REPUBLIKA.CO.ID, JAKARTA -- Mahkamah Konstitusi (MK) mengabulkan sebagian permohonan uji materi UU Nomor 30 Tahun 2009 tentang Ketenagalistrikan yang dimohonkan Dewan Pimpinan Pusat Serikat Pekerja PT Perusahaan Listrik Negara (PLN).

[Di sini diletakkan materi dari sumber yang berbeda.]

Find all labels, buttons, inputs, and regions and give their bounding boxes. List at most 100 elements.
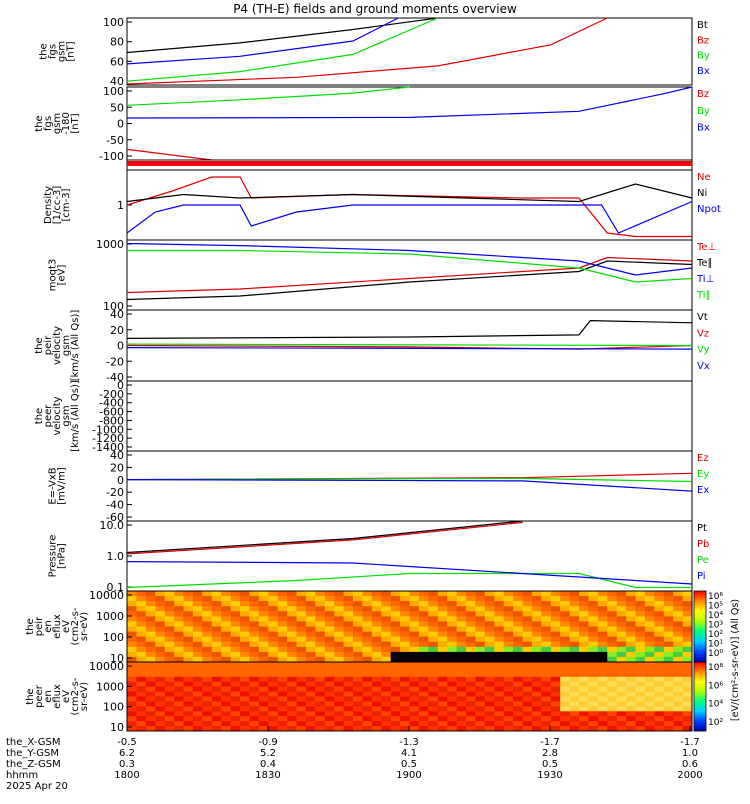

"Menyatakan mengabulkan permohonan Pemohon untuk sebagian," ujar Ketua Majelis Hakim Konstitusi Arief Hidayat di Gedung Mahkamah Konstitusi Jakarta, Kamis (15/12). Putusan Mahkamah ini menegaskan bahwa praktik unbundling atau pemisahan kegiatan usaha dalam usaha penyediaan tenaga listrik untuk kepentingan umum harus dengan prinsip "dikuasai oleh negara", sekalipun penyedia tenaga listrik adalah pihak swasta.
"Namun bukan berarti meniadakan peran atau keterlibatan pihak swasta nasional maupun asing, BUMD, swadaya masyarakat maupun koperasi," ujar Hakim Konstitusi I Dewa Gede Palguna ketika membacakan pertimbangan hukum Mahkamah.
Mahkamah kemudian menyatakan bahwa Pasal 11 ayat (1) UU Ketenagalistrikan adalah inkonstitusional secara bersyarat sepanjang rumusan dalam ketentuan a quo dimaknai hilangnya prinsip penguasaan oleh negara. Dalam permohonannya, pemohon menyatakan frasa "dapat dilakukan secara terintegrasi" dalam Pasal 10 ayat (2) UU Ketenagalistrikan membuka kemungkinan pelaksanaan usaha penyediaan tenaga listrik dilakukan dengan tidak terintegasi dan terpisah-pisah.
Selain itu pemohon juga mempermasalahkan Pasal 11 ayat (1) UU Ketenagalistrikan sepanjang frasa "badan usaha swasta, koperasi, dan swadaya masyarakat yang berusaha di bidang penyediaan tenaga listrik". Dua ketentuan ini dinilai oleh pemohon mengakibatkan hajat hidup orang banyak dapat dikuasai oleh korporasi swasta nasional, multinasional dan perorangan, bahkan berpotensi mengakibatkan negara tidak memiliki kekuasaan atas tenaga listrik.